Les Joyeux Urbains, cinq sur cinq
5 mai 2017, MJC de Venelles, « Vingt ans des Joyeux Urbains »,
Les quatre Joyeux Urbains sont cinq comme les trois mousquetaires sont quatre, ça a été le gag de la soirée. Parce que pour fêter leurs vingt ans, le quatuor fête le retour de David Roquier.
Outre le discret mais efficace Mathieu Rieusset aux guitares souvent électriques, Ex fan des Pixies oblige, les deux piliers et créateurs du groupe sont Emmanuel Urbanet, mince et élégant bipède, presque Thin Duke, au jeu sobre et retenu, et Arnaud Joyet, boute-en-train tout en rondeur, quasi-sosie de son père Bernard par le physique et l’expression facétieuse. Arnaud est capable de danser sans fatigue des parodies endiablées de jerk et de rock, et les deux chanteurs, comédiens, auteurs et compositeurs rivalisent à un rythme effréné aux jeux de guitares, basses, et ukulélé, Arnaud y rajoutant le clavier.
Tous ces joyeux lurons (rajouter David et Manu aux glockenspiel, percussions, batterie, cajón) sont capables de jouer avec un naturel qui laisse peu au hasard mais bien plus au travail et au talent, avec l’aide de Sébastien Lalanne leur metteur en scène. Mais à les voir pouffer de rire en se regardant, je parierais qu’ils y glissent parfois une part d’improvisation.
Car, dans ce spectacle inénarrable (mais on va quand même essayer), débordant, irrésistible, les chansons sont insérées dans un show humoristique réglé au petit poil. La soirée diapos, rappel de la longue carrière du groupe, photos pas toujours flatteuses à l’appui, et vidéo sans le son pour un oubli de câble. Fausses querelles, réels problèmes humains que tout groupe doit affronter, ils se résolvent toujours en chansons. Il suffit de chanter en direct sur l’image, l’inverse d’un playback en quelque sorte. Effet hilarant garanti !
Quand les chansons sont loufoques, c’est assez souvent Arnaud qui s’y colle. On se fiche alors d’une Petite amie catastrophique, de copains mettant tout le monde dans l’embarras (Un peu fort mais ouais). La dérision touche les sujets les plus tabous, comme cette maladie qui fait peur, dans la reconstitution d’un délirant spectacle supposé jeunesse, avec voix sépulcrale incitant par sa seule écoute à l’arrêt immédiat de la cigarette. Ou cette chanson sur l’enfance des pires dictateurs : « Déjà gamin Hitler était un boute en train ».
Emmanuel alterne avec des titres fort émouvants : nostalgie des souvenirs d’enfance en 1982 sur fond de projections de papiers peints d’époque. Interrogations sur la personnalité « Tu es chiant, tu es transparent, tu n’as rien à raconter / Soyons lucide, tu es translucide, tu donnes envie d’se suicider ». Ou Marguerite filant la métaphore fleurie : « De nos années fleur bleue à nos années fanées » sur la tendresse d’un vieux couple arrivé au crépuscule de sa vie. Le temps perdu d’Arnaud interroge les priorités d’une vie et fait penser à Brassens.

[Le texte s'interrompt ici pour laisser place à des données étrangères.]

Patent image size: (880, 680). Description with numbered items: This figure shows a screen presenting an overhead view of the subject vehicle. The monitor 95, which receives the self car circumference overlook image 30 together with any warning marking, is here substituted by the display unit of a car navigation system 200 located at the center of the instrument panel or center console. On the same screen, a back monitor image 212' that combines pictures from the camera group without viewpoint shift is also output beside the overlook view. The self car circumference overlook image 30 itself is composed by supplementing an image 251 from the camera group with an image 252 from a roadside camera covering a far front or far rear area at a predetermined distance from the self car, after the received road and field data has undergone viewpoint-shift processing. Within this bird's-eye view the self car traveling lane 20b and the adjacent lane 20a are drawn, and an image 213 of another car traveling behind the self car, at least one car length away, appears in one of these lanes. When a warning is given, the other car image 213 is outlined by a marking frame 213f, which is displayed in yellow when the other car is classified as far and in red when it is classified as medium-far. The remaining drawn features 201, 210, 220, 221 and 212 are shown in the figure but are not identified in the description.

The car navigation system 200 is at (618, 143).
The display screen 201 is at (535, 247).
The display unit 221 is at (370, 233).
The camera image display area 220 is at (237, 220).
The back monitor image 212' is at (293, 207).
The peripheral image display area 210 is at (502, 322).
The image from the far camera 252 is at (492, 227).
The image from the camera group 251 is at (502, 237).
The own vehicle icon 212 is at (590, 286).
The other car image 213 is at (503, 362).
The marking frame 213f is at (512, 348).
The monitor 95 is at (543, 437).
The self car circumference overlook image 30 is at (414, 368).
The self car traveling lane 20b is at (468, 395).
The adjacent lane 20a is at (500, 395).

Il y a aussi des titres mixtes alliant refrain mélancolique à la Vincent Delerm et refrain diabolique, tel un syndrome de Gilles de la Tourette (Gastéropode) dans un ressort comique des plus réjouissant. Des chansons quasi sociologiques, sur l’influence d’un prénom sur la vie : « C’est gentil un Michel », ou le destin raté des gens portant un nom évoquant celui d’une célébrité, Au bord de la gloire sur une musique inquiétante et une chorégraphie impeccable avec des jeux de mots à la Boby Lapointe.
Et s’il suffisait de Faire un bon café, ou d’acheter un chien, pour que tout s’arrange dans la vie, comme ils le préconisent ? On sort de ce spectacle en jubilant, ayant un instant oublié tous ses soucis. Merci les cinq, n’arrêtez pas.